白内障はどんな病気?

白内障は、カメラでいえばレンズの役目をする、ひとみ(瞳孔)の奥に存在する目の中の水晶体が濁る病気をいいます。水晶体の濁りが強くなると、外見からも瞳孔が白くみえます。レンズが曇ってきますので、初めは霞んで見え、次第に視力も落ちて来ます。進行すると全く見えなくなり、他の病気を併発することもあるので、ある時期に来たら手術をして濁った水晶体を取り除きます。白内障には色々な種類があり、外傷性のものや、他の病気が原因となって発生する併発白内障、原因不明の先天性白内障や老人性白内障があります。老人性白内障は一般的には老化現象の一種と考えられており、60歳頃 になると約半数の人は多少とも白内障にかかっているといわれています。

白内障の症状は?

白内障でもっとも顕著なのは「目がかすむ」という症状。それより先に「まぶしい」という症状になって現れることもあります。初期の白内障では、「家の中などの少し暗いところでは特に異状はなく ても外の明るいところでは見にくい」などの症状が起こります。ものが二重三重に見えたり、屈折力が増してかえって近くがよく見えるようになったりもします。進行するにしたがって視力が低下し、目のかすみもどんどんひどくなってきます。

白内障の治療法は?

白内障は発症機序(メカニズム)が不明なので、これを治す薬はいまだにありません。しかし、ある程度進行を防ぐと考えられる薬はありますので進行を遅らせる目的での点眼治療は、希望される方には行います。白内障の進行速度はまちまちで、数年あるいは10年以上も進行しない人がある一方で、2〜3年で見えなくなる人もおり、予測ができません。一度濁った水晶体は元には戻りませんので濁った水晶体を取り除く手術をします。

白内障の手術はいつ頃したらいいの?
白内障は多くの場合、水晶体の周辺部から濁り始め、次第に中心部へと進みます。水晶体の中心部までが濁ったとき「ものが見にくい」「まぶしい」という症状を感じるようになります。それらの症状が生活に支障をきたすような場合には、視力や年齢に関わらず手術の時期と考える事が妥当です。最近の白内障の手術は、ほとんど痛みもなく非常に安全で、多くの人が不便を感じた時点で手術に踏み切るようになっています。


白内障の手術はどうするの?

白内障の手術は、濁ってしまった水晶体を取り出して、代わりに人工の眼内レンズを入れるものです。手術は局所麻酔で行い、手術時間は通常10分〜20分程度で終わります。ほとんど無痛なので、体への負担は少なくなってきました。手術の手順を簡単に述べれば、まず眼球にメスを入れて切開し、濁った水晶体を取り出します。取り出し方には二通りあります。水晶体の核を丸ごと取り出す方法と、超音波で核を砕いて取り出す方法(超音波水晶体乳化吸引術)があります。現在、主に行われているのは後者で、眼球を3〜5ミリ程度切開すればすむので、手術後の安静度も軽く、視力回復も早いです。

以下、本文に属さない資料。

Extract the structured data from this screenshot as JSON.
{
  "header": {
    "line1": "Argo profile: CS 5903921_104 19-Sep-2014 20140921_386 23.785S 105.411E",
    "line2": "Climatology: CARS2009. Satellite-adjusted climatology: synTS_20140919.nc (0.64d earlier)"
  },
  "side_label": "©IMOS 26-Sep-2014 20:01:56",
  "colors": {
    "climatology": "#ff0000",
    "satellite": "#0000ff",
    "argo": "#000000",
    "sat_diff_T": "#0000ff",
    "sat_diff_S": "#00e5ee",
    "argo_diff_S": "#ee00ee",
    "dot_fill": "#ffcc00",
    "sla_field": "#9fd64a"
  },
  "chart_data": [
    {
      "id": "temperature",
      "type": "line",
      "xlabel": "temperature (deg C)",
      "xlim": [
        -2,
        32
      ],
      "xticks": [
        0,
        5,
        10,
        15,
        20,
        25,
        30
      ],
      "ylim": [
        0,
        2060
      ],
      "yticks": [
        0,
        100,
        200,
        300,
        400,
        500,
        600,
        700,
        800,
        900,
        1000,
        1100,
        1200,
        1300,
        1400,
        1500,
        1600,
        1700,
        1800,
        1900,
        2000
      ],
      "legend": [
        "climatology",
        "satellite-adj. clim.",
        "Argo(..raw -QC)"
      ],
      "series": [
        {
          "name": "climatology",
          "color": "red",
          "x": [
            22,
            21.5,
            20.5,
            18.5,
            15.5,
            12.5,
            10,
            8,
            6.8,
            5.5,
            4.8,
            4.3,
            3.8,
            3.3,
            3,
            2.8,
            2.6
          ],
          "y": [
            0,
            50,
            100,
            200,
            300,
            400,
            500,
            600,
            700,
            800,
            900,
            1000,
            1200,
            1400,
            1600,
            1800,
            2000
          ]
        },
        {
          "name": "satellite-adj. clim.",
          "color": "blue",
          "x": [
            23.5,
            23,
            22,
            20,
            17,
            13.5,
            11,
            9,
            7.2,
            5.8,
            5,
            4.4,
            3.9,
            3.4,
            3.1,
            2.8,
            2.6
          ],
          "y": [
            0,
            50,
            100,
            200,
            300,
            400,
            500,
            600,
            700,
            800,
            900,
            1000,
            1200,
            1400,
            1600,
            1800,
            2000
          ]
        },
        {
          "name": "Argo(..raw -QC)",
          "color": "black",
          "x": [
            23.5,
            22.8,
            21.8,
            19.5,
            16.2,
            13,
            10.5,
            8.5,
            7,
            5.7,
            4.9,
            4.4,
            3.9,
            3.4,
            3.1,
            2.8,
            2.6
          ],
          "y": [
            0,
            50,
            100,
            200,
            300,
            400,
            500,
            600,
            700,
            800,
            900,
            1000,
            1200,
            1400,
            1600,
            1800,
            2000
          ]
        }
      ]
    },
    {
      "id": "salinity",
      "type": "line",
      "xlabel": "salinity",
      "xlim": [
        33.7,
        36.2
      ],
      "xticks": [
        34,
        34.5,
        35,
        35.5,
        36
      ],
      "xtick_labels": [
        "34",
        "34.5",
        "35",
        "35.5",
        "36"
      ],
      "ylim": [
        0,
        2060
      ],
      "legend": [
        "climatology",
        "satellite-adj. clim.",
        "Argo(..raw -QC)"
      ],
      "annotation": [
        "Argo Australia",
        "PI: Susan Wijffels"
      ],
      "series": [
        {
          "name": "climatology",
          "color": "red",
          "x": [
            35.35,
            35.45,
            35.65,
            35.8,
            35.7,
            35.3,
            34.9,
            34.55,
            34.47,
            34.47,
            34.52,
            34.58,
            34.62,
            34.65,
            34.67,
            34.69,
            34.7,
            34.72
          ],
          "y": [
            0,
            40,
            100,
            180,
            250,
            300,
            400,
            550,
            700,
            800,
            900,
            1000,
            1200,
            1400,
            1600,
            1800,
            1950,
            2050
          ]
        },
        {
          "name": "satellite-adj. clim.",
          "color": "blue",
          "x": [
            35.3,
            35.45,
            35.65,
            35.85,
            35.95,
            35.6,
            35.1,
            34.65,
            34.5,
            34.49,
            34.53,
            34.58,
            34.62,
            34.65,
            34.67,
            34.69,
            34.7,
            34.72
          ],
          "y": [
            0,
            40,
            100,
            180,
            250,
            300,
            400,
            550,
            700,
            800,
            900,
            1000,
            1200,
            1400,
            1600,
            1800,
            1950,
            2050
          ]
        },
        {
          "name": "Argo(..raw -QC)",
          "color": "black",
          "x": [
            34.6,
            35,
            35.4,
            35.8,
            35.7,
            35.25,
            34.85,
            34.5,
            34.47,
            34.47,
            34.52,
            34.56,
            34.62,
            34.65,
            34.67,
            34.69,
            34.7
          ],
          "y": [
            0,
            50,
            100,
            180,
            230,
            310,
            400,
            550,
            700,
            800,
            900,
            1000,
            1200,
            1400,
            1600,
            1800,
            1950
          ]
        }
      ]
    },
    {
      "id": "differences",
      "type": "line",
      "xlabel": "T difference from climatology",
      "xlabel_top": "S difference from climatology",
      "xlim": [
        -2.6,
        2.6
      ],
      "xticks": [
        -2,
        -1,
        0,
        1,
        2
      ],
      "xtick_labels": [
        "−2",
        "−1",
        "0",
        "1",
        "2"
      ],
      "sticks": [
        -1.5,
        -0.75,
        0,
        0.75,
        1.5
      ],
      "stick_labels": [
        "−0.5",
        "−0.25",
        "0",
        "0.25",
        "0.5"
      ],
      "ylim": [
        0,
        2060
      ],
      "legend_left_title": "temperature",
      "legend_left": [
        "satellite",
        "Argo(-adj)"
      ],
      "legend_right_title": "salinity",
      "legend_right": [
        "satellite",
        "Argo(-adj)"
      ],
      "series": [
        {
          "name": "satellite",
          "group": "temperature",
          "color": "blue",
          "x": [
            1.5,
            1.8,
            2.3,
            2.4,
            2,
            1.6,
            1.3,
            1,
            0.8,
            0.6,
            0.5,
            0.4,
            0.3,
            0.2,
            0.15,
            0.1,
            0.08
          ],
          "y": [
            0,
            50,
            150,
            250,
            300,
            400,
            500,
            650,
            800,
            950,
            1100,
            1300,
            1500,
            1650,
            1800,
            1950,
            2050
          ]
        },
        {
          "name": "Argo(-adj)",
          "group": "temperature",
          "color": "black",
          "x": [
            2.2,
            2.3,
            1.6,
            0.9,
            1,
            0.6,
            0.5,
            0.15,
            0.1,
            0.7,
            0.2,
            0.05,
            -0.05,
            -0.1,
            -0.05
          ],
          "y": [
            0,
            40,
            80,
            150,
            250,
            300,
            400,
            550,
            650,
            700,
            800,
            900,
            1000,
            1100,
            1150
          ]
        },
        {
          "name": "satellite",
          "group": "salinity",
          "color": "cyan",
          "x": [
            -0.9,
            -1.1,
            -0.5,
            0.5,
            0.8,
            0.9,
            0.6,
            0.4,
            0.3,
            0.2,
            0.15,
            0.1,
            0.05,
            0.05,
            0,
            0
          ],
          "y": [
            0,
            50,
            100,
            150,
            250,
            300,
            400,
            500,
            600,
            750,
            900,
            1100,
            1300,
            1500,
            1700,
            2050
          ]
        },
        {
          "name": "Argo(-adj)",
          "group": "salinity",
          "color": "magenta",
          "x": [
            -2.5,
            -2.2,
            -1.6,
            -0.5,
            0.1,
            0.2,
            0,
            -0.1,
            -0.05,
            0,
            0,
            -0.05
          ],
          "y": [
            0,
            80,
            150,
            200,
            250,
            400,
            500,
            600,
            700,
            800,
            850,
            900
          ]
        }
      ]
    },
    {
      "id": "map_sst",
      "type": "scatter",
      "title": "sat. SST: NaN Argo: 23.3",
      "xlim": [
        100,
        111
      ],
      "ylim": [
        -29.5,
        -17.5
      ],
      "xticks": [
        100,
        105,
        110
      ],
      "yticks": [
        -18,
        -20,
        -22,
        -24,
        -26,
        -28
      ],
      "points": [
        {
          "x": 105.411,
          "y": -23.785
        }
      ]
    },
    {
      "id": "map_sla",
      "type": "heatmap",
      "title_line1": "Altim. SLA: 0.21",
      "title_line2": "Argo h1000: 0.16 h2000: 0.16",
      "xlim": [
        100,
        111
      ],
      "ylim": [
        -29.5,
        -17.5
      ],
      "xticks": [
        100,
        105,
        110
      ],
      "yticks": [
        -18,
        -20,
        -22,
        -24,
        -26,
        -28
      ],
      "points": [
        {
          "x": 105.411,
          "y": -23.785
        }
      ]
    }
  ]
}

核の吸引後、直径5ミリのレンズを半分に折りたたんだり、折りたたまずに傷口から眼内に挿入。洗い流して眼圧を整えて手術は終了。傷口を縫うか縫わないかは、手術する医師の安全に対する意識の違いによるもの。感染症や合併症を極力さけたい場合には、縫合によって前もって創口不全を防止するのが確実でしょう。また、日帰り手術を非常に安易なイメージで報じられているものがありますが、「日帰り手術」という特殊な手術法がある訳ではなく、同じ手術法で行うものです。安全を考えるならば、最低でも1日、通常3泊4日の入院を考えた方がよいでしょう。